In recent years, Spain has experienced an acceleration of inflation not seen since the 1980s, and now that it seemed contained and on track to the European Central Bank's (ECB) 2% target, the conflict in Iran has disrupted expectations. Companies and households are already facing more expensive fuels at the pump, something that particularly affects low-income households, with less room to face price increases, and sectors intensive in the use of these fuels, such as agriculture or transportation.

This situation forces the government to put forward measures to try to alleviate the inflationary impact, but this time it barely has fiscal room to address them, as the European Commission has not suspended fiscal rules - as it did after the war in Ukraine - and, with constant policies, Spain is not in a position to comply with them, as warned by BBVA. The country has also learned from the mistakes made in 2022 and the implemented policies that were not effective, hence it is now showing more prudence in making decisions.

"The high degree of uncertainty requires caution. We must wait. This is what economic authorities in Europe and in Spain should do, taking into account what we have learned from the war in Ukraine. At that time, there was a lot of emphasis on the three 'T's of measures: targeted, timely, and temporary; measures cannot be indiscriminate, they must be focused and centered on disruptions in the productive fabric.
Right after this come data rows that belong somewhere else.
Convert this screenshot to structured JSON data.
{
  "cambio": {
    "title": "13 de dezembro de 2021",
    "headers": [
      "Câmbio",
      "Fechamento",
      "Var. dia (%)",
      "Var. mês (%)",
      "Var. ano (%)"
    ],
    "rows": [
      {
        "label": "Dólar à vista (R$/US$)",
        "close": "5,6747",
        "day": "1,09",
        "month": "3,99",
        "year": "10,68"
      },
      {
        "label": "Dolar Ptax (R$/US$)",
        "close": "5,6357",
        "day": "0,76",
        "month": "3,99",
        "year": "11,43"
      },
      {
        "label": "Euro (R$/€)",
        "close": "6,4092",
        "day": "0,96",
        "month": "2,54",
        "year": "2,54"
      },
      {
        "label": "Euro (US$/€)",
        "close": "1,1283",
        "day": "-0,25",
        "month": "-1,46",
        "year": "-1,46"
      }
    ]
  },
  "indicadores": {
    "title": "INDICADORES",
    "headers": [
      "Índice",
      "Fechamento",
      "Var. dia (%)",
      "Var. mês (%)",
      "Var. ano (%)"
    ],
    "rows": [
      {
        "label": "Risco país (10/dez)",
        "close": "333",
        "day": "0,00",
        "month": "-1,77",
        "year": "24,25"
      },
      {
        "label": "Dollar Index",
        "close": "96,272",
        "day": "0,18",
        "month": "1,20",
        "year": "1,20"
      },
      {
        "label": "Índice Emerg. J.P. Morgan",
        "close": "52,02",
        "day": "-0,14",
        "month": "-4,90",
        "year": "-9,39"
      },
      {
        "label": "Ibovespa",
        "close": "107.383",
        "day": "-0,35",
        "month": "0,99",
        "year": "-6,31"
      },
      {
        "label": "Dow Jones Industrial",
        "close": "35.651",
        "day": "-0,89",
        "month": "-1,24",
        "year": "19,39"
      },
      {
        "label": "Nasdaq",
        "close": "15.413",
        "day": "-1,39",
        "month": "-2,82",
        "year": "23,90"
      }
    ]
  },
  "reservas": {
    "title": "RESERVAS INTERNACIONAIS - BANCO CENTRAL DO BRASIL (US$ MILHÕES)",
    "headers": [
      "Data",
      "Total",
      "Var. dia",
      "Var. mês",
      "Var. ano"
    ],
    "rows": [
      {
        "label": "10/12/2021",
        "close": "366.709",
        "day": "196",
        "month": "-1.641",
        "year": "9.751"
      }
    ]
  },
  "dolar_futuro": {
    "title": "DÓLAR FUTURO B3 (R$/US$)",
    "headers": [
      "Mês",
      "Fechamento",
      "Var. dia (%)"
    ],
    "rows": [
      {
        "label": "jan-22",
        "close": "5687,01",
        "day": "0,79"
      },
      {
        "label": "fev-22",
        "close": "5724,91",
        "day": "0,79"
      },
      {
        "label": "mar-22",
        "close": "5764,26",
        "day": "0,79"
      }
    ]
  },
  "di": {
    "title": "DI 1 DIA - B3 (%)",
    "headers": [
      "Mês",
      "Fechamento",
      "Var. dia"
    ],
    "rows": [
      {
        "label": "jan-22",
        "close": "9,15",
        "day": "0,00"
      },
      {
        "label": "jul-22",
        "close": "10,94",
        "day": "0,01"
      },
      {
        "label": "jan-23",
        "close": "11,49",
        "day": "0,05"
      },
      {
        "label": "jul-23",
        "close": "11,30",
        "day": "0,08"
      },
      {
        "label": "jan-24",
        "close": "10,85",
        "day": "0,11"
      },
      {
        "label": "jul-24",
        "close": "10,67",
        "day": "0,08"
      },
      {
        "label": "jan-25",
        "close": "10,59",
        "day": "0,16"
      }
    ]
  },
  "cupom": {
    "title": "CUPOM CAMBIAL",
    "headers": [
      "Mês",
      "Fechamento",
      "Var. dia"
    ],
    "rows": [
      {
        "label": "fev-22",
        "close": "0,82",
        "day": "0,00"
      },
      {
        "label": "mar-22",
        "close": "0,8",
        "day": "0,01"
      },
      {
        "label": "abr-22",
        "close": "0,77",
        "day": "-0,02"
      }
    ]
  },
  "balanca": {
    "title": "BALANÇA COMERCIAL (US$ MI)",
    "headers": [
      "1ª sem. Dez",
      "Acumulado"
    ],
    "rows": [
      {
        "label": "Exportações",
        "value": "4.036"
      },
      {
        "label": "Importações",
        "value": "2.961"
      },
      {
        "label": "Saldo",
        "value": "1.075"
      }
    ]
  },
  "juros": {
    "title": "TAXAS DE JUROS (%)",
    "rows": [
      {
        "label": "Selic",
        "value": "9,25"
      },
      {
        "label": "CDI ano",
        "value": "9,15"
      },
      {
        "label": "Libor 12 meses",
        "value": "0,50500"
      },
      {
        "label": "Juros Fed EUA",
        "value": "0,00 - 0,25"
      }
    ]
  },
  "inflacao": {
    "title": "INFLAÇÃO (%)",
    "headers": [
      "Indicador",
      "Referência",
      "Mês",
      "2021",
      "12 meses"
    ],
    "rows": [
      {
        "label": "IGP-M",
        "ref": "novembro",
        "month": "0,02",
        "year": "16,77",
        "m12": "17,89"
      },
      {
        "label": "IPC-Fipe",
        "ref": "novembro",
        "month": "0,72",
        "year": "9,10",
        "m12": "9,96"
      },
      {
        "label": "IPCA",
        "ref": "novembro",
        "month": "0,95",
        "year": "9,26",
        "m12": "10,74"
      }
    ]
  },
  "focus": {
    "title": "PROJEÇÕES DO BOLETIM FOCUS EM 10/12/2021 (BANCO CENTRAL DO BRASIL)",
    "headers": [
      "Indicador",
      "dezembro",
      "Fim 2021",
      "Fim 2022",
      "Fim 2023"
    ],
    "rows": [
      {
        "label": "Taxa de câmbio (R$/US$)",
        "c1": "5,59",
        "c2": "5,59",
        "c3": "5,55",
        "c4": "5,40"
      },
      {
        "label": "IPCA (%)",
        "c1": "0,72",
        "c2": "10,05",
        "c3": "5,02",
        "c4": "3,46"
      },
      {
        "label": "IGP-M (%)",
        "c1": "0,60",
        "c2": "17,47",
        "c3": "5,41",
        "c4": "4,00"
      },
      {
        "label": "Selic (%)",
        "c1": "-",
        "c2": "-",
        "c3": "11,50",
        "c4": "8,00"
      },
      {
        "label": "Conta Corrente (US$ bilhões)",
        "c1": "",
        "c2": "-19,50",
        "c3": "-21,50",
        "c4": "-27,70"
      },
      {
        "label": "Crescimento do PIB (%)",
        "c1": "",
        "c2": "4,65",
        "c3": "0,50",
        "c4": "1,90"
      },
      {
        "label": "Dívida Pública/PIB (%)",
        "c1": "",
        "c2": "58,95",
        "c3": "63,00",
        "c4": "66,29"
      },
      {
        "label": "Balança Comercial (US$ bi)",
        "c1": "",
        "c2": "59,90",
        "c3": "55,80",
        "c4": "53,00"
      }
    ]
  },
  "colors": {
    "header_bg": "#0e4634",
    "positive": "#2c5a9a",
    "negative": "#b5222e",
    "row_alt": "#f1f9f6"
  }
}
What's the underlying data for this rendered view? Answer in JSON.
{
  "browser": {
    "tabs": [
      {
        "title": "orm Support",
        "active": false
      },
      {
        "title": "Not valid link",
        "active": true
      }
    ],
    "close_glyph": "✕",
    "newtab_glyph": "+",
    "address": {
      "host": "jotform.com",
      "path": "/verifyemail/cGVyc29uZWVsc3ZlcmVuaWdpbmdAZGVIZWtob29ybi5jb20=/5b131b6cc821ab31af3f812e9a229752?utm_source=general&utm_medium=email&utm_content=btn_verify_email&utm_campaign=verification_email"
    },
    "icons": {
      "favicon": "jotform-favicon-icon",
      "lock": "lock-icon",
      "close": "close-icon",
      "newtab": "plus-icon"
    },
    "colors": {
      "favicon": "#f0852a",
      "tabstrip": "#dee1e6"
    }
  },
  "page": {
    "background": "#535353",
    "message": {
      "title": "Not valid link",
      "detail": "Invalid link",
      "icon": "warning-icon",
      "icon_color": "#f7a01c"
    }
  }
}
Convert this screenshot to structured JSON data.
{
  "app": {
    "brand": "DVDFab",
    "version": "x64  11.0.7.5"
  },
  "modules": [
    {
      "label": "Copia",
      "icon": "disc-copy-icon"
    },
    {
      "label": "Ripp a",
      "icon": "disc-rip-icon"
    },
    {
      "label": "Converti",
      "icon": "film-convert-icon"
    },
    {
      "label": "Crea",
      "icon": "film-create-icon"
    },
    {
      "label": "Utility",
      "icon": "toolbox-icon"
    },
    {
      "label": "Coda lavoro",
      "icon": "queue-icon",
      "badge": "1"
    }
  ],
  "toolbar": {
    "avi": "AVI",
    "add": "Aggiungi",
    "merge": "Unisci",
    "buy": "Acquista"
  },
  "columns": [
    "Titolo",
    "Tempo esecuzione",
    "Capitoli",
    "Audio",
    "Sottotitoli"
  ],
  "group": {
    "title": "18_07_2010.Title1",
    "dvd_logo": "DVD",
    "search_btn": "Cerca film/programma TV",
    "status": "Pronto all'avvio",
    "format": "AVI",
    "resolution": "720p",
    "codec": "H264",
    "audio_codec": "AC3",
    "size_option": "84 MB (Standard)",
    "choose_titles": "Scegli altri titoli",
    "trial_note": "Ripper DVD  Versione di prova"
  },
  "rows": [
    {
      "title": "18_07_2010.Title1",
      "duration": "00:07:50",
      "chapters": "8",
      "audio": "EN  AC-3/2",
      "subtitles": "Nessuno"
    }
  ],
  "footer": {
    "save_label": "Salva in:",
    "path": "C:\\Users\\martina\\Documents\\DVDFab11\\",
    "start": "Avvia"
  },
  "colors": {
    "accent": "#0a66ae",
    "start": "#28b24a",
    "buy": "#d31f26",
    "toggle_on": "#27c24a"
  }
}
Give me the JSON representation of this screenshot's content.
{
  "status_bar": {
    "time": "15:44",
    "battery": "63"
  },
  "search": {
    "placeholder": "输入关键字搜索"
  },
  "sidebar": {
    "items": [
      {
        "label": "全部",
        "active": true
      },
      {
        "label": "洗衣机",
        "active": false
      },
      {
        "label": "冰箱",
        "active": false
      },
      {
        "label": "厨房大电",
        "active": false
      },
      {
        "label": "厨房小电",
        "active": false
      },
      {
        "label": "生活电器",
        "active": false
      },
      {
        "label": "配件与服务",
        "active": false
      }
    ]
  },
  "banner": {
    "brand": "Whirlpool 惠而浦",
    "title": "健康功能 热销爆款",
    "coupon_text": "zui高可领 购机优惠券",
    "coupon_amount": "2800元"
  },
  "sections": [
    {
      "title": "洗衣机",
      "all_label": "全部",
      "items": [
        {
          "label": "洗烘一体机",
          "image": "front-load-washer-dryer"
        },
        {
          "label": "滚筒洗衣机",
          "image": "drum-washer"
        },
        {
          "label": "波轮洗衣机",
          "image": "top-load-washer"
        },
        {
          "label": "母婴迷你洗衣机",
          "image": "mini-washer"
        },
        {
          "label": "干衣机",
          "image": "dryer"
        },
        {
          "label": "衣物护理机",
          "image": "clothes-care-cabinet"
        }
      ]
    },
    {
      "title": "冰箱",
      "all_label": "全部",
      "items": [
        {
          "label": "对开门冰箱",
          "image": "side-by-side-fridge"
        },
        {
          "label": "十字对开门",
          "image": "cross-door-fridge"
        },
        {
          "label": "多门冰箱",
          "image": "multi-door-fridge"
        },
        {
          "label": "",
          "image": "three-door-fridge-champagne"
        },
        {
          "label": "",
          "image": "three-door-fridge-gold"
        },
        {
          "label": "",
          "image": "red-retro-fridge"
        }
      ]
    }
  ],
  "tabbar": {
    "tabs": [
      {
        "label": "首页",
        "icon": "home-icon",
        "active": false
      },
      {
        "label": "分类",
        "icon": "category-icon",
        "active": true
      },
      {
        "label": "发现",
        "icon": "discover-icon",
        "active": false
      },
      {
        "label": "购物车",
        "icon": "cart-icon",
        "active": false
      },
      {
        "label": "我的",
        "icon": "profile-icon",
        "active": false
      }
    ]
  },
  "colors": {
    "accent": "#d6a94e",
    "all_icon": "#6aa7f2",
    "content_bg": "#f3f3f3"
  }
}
Additionally, they must be compatible with fiscal consolidation; it is very important to protect the most vulnerable groups but at the same time, a balance must be sought, although we know it is not easy," explained Rafael Doménech, Head of Economic Analysis at BBVA Research, who believes that it would be best to approve "direct income transfers, of a fixed amount, for the most vulnerable groups or families" with some "coordination at the European level." "All measures have a cost, and as taxpayers, we will pay for them, either directly through price increases or indirectly through taxes to finance transfers."

Experts advise that Spain wait in case the war lasts longer than expected and not implement measures with a high fiscal cost until then. For this year, they foresee an average annual growth of net primary spending (a closely monitored variable) of 4.6% during the period 2025-2031, compared to the 3.0% contemplated in the Adjustment Plan. The public deficit, after closing at 2.4% in 2025, would be at 2.3% of GDP in 2026 and 2.4% in 2027, worsening by 0.2 points and 0.6 points, respectively, compared to three months ago. If Spain wanted to comply with fiscal rules, it would have to make an additional adjustment of spending close to ¤8.8 billion annually (0.6 points of GDP of average structural correction each year), according to BBVA, which understands that "the need to comply with fiscal rules will reinforce this moderation of fiscal impulse, limiting the additional support to activity, despite the expected increase in defense spending."